The Democratic Socialists of America (DSA) recently announced that its party scored a record number of members since World War II, a trend largely driven by incentives for free college, universal healthcare, and hefty taxing of the top one percent. The activist organization currently boasts 25,000 members, which represents an almost 300 percent increase from last year.
National Director of the Democratic Socialists of America, Maria Svart, noted that the election fueled a dramatic swing towards socialism and an increased fervor for its defining principles. “Since the elections, tens of thousands of democratic socialists have come together to build a future for this country in which everyone has the right to a decent job, a good home, a free college education for their children, and healthcare for their family,” Svart stated.
Experts project the spike in DSA’s membership to continue to rise, and why shouldn’t they? Who wouldn’t want (however economically ludicrous it might be) to study at state-of-the-art institutions that are equipped with multi-million dollar research laboratories, studios, and sports facilities without ever paying a penny? Who wouldn’t want to achieve a comfortable standard of living based not on your own income potential, but on leeching off of your neighbors?
Yet what appears most terrifying about the renewed hype for socialism is not its erroneous economic outlook, but the perverse ideologies it espouses that are championed under the banner of social justice, equality, and solidarity. Since its conception, socialism has never been about uplifting underprivileged populations, but playing the victim card to unfairly demand other’s property. If this were untrue, we should expect that socialists raking in large bucks from traveling the country and telling Americans how to live their lives would practice what they preach and start dishing over their income. But where are these people? Unsurprising to the rest of us, they don’t exist because your hard earned cash isn’t up for grabs and others can’t dictate how you spend it. The entire socialist movement is therefore rooted in massive hypocrisy that wants to benefit from capitalism and clench onto individual earnings, while inflicting their policies onto others.
Yet what terrifies me more than a hypocritical movement that can’t figure out basic economics is its reliance on envy. In his book Stealing America, Dinesh D’Souza argues that envy is one of the major vices feeding off of America today. Envy is unlike hostility or lust, as it often festers in our minds and only rarely manifests itself overtly.
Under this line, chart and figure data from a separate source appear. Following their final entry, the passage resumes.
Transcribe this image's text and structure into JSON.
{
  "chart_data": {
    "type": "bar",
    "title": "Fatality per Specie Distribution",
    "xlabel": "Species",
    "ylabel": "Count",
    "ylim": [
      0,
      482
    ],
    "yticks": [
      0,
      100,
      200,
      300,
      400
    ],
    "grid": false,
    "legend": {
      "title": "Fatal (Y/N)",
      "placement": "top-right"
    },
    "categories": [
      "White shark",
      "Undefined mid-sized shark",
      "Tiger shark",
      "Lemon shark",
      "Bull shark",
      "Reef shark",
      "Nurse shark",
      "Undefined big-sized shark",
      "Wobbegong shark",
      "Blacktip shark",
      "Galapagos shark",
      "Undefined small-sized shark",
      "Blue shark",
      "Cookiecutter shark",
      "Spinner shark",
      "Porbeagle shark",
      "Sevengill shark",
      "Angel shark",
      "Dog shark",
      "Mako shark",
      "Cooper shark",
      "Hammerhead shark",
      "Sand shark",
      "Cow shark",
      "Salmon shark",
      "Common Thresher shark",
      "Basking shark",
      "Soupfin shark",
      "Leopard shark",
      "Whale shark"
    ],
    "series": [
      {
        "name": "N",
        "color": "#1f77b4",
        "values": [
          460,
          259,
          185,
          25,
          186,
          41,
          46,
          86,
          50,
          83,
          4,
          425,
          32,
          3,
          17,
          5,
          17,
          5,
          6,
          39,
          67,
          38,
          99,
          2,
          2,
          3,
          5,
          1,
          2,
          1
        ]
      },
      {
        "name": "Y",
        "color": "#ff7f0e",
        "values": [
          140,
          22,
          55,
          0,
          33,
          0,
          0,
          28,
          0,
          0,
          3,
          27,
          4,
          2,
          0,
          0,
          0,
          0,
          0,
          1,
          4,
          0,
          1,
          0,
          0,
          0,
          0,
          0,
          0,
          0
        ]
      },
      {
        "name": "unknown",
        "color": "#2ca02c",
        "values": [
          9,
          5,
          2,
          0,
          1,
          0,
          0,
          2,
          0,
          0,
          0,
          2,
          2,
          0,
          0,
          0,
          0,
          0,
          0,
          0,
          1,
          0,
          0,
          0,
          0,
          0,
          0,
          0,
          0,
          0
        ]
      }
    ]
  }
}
But what makes envy especially toxic is that it generates a sense of insecurity that doesn’t desire to uplift one’s social or economic position, but to drag others down to your own way of life. Envy doesn’t fuel a passion to turn the car into full gear until you make that six figure salary, land that dream job, or nurture meaningful relationships. It rather assumes that if I’m unhappy, everyone must be unhappy. If my salary is $50,000, everyone must be making $50,000. If some kids get their diploma without taking a hit to the bank, than so should I.
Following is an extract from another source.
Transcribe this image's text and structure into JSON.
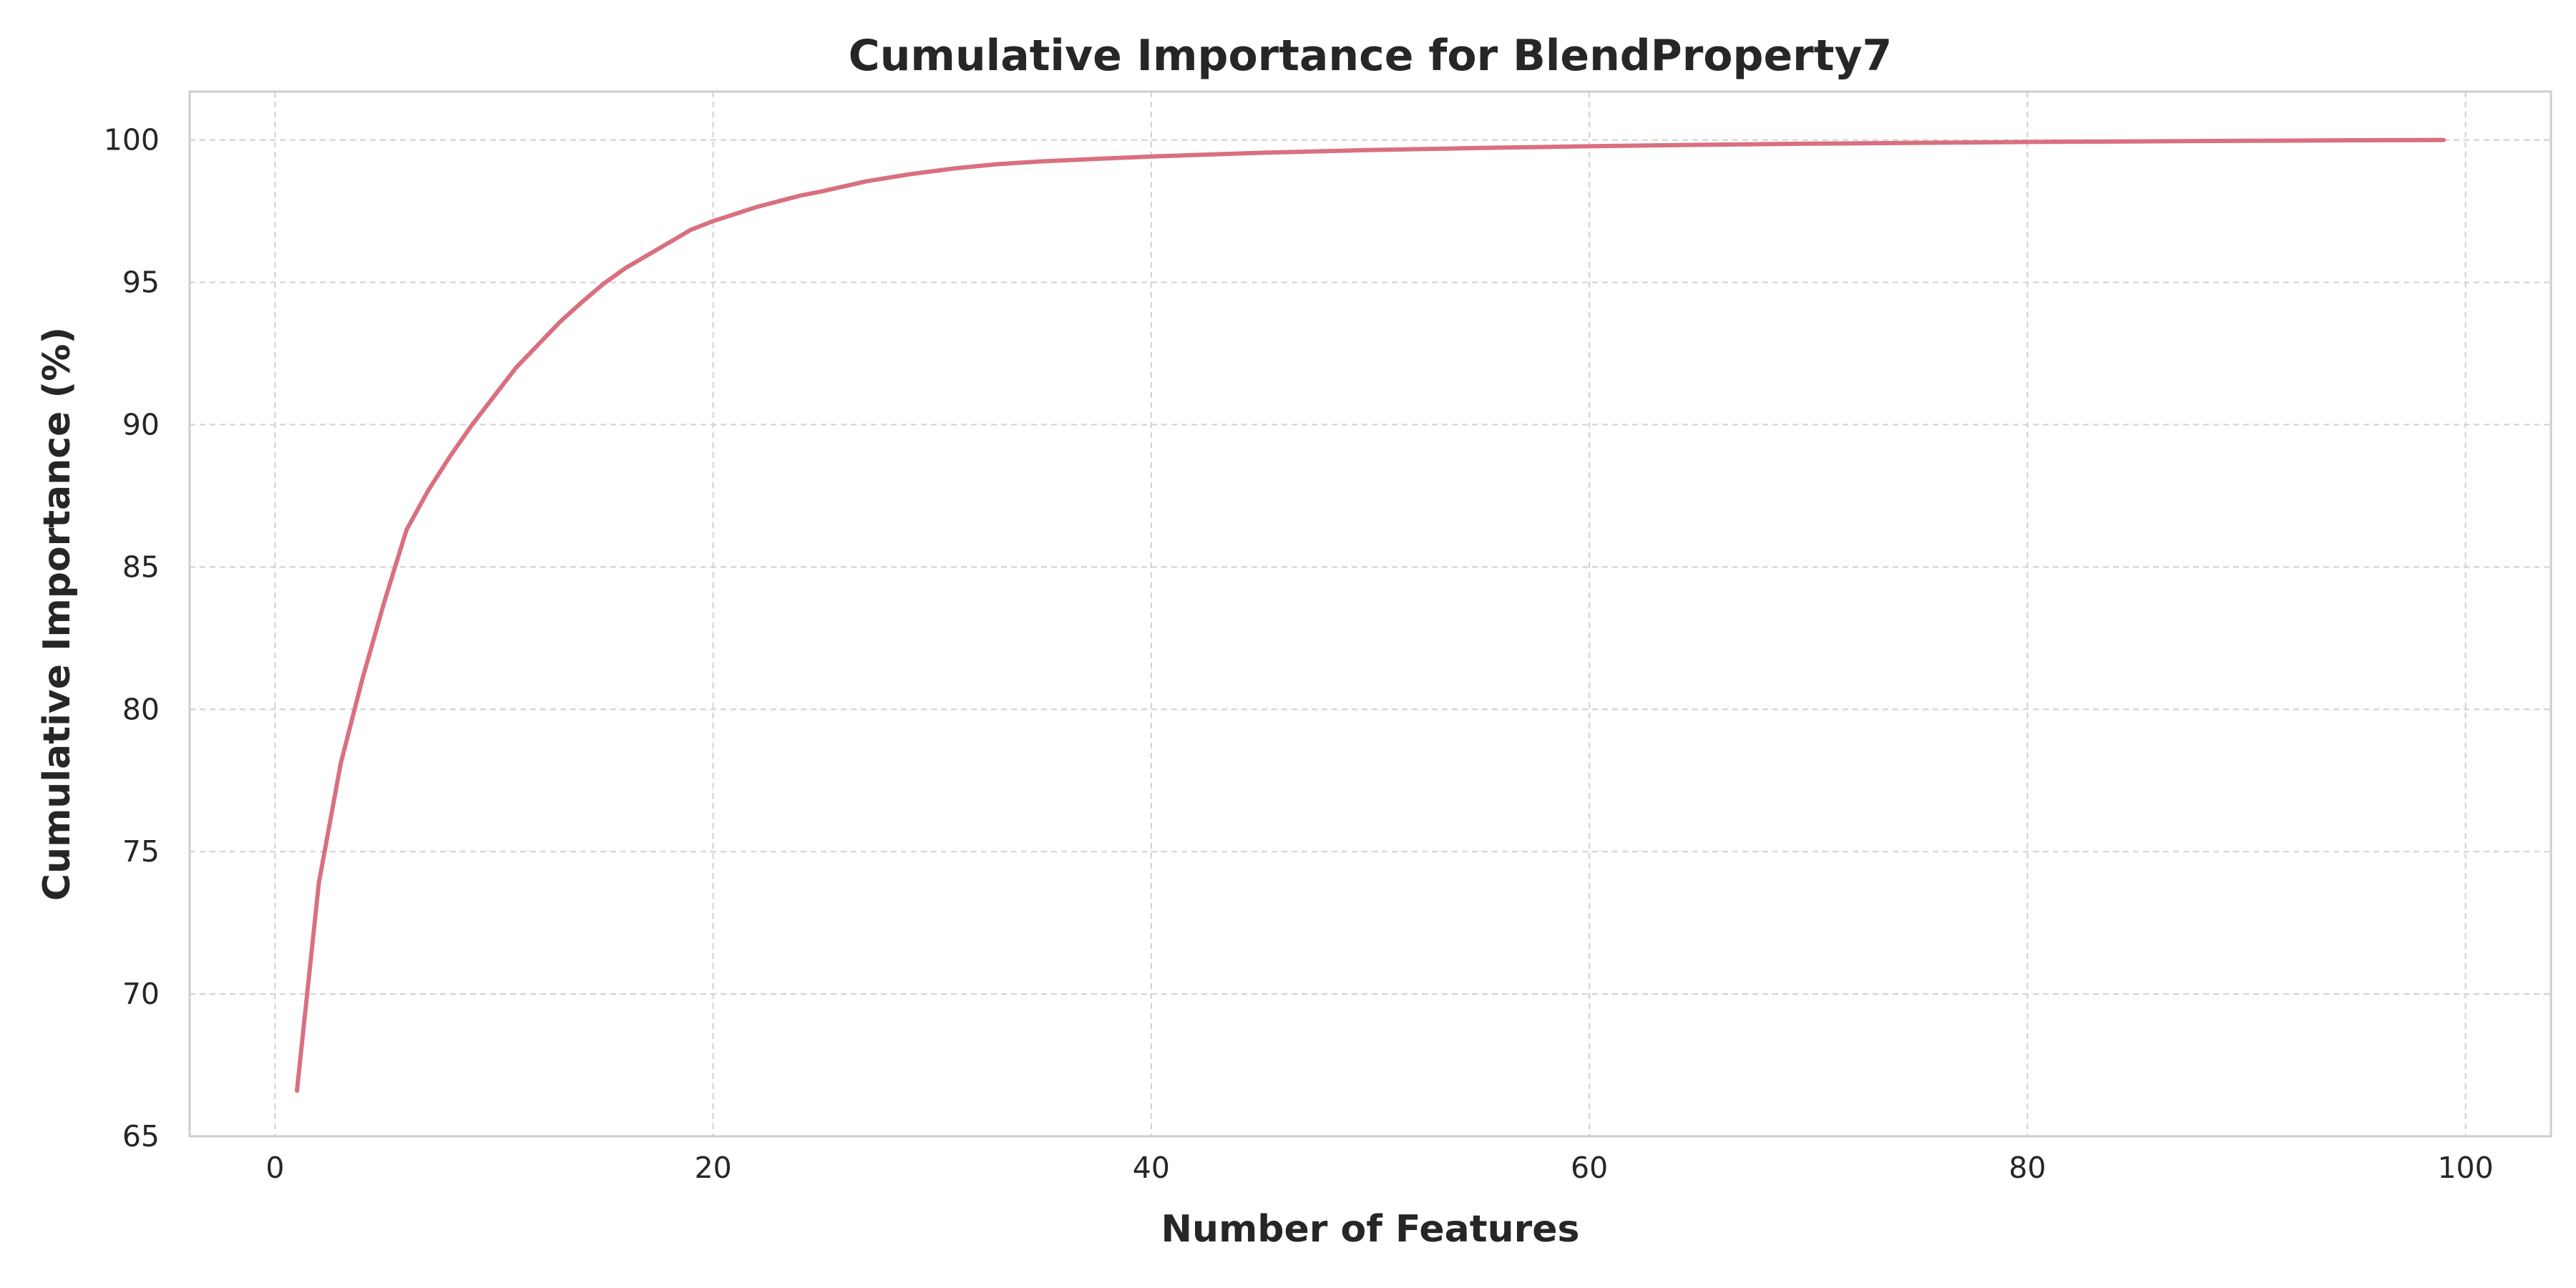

To this day, I fail to understand the allurement attached to the socialist movement because I was raised to appreciate our country’s recognition of hard work, vision and resiliency. I started a piggy-bank in first grade, which I used to collect loose change that would someday contribute to my college fund. I studied around the clock to earn the grades needed to land generous college scholarships and afford rigorous, private education. I understood from a very young age that I could mold my future by being a product of my choices and not a victim.
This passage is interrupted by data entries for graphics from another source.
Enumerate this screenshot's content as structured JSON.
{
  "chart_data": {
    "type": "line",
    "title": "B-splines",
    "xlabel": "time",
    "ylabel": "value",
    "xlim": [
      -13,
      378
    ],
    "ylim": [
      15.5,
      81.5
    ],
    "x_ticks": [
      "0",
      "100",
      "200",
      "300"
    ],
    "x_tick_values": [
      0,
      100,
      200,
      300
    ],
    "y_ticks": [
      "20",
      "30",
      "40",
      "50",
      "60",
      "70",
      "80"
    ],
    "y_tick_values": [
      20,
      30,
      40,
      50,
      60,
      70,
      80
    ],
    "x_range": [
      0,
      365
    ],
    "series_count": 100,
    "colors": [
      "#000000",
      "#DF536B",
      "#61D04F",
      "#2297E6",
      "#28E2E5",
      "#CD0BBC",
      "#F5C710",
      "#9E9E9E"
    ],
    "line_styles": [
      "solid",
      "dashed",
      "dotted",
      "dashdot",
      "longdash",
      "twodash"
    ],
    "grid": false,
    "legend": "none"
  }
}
But I’m afraid we live in a society that doesn’t believe in choices. We worship entitlement, and the drastic rise within the DSA proves just that. The resurgence of socialism is naturally disconcerting. Given its desire to catalytically restructure the United States, socialism far exceeds fundamental differences in policy; it touches upon the cornerstone of morality. It is therefore up to us to decide what values are going to guide the moral compass of future generations. And I pray that we might be a society who knows how to give and not take, earn and not steal, acquire and not demand, and dream and not disdain.